It has been almost 3 1/2 years since the Kansas City Ballet decided on the Union Station Power House as the site of its new Todd Bolender Center for Dance and Creativity. Now the organization is ready to start transforming the dilapidated historic structure, at 400 W. Pershing Road, into an airy work and performance space.
When the $31 million renovation is completed in July 2011, “it will be one of the best dance buildings in the country,” said Jeffrey J. Bentley, the Ballet’s executive director.
“This will say a lot about the city’s place in the arts,” Bentley said.

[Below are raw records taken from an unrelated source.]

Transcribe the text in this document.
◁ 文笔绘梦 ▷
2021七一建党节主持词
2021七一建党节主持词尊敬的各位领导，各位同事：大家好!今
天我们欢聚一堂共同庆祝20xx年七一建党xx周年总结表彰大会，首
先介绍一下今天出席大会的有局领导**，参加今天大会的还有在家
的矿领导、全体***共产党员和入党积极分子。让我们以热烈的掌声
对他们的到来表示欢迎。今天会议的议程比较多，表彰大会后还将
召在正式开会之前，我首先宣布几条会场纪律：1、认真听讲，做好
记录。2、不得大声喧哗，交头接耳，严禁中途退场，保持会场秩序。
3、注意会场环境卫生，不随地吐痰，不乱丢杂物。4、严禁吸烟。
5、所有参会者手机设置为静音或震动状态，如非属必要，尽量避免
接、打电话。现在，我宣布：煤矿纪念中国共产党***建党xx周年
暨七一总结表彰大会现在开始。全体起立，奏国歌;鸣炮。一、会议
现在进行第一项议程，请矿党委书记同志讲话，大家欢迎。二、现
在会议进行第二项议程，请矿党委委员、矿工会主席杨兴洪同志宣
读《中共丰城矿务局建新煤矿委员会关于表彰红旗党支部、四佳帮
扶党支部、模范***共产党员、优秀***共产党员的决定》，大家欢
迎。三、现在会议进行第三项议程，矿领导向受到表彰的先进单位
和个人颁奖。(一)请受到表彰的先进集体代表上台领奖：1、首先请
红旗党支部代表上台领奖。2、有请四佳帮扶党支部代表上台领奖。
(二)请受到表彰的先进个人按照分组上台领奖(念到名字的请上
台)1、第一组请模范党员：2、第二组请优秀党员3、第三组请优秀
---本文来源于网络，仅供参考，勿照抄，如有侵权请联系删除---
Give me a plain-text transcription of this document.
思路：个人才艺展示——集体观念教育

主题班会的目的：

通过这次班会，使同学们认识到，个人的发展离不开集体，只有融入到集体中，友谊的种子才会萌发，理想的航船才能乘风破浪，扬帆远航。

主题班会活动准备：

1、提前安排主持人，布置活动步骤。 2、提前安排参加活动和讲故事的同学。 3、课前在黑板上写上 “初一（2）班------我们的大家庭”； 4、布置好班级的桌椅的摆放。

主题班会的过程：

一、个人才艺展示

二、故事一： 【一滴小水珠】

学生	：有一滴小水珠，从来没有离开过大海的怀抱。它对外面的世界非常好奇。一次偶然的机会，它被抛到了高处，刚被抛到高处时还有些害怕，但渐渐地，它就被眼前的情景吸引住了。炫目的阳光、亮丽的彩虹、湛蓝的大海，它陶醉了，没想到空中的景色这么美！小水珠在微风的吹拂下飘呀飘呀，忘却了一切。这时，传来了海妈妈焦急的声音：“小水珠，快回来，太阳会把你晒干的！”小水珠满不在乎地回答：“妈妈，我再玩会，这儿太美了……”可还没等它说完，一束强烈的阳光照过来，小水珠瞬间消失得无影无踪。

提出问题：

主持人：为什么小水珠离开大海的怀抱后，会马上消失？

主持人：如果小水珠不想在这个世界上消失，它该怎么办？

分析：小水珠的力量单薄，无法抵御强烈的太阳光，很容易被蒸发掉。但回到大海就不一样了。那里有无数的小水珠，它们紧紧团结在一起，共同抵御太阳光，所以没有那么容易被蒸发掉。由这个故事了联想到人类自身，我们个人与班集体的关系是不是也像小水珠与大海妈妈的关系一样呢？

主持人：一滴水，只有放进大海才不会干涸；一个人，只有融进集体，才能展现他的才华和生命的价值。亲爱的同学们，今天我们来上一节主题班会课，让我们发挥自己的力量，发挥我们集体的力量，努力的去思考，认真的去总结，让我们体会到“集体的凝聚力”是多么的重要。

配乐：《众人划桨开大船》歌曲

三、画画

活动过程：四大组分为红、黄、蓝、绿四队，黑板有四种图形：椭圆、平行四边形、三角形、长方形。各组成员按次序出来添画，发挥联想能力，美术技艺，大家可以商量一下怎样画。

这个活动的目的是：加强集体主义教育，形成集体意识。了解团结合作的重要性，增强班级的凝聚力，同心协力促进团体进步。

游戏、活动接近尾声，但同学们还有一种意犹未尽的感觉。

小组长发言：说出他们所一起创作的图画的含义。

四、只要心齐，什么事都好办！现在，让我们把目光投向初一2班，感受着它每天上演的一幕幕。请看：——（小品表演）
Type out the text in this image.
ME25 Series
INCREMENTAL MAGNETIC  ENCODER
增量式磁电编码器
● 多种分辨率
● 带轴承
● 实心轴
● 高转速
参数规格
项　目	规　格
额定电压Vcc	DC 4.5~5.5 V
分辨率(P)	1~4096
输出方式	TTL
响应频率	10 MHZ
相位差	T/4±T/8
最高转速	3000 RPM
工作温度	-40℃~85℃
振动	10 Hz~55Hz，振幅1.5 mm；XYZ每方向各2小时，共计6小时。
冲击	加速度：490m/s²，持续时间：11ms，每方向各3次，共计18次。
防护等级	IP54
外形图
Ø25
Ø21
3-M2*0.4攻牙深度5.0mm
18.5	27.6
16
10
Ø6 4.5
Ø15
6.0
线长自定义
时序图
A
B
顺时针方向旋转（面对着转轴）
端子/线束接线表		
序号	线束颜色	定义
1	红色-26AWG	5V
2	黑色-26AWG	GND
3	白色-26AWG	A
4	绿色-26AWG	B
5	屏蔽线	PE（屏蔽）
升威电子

The Ballet’s announcement that construction was under way amounts to an upbeat signal in the current period of economic caution and a strong statement of the company’s intention to raise its profile. Just in recent days, the Ballet and the building’s owner, DST Realty, pinned down financing for the project, including about $11 million in state and federal historic tax credits. The Ballet has signed a 65-year lease for the building.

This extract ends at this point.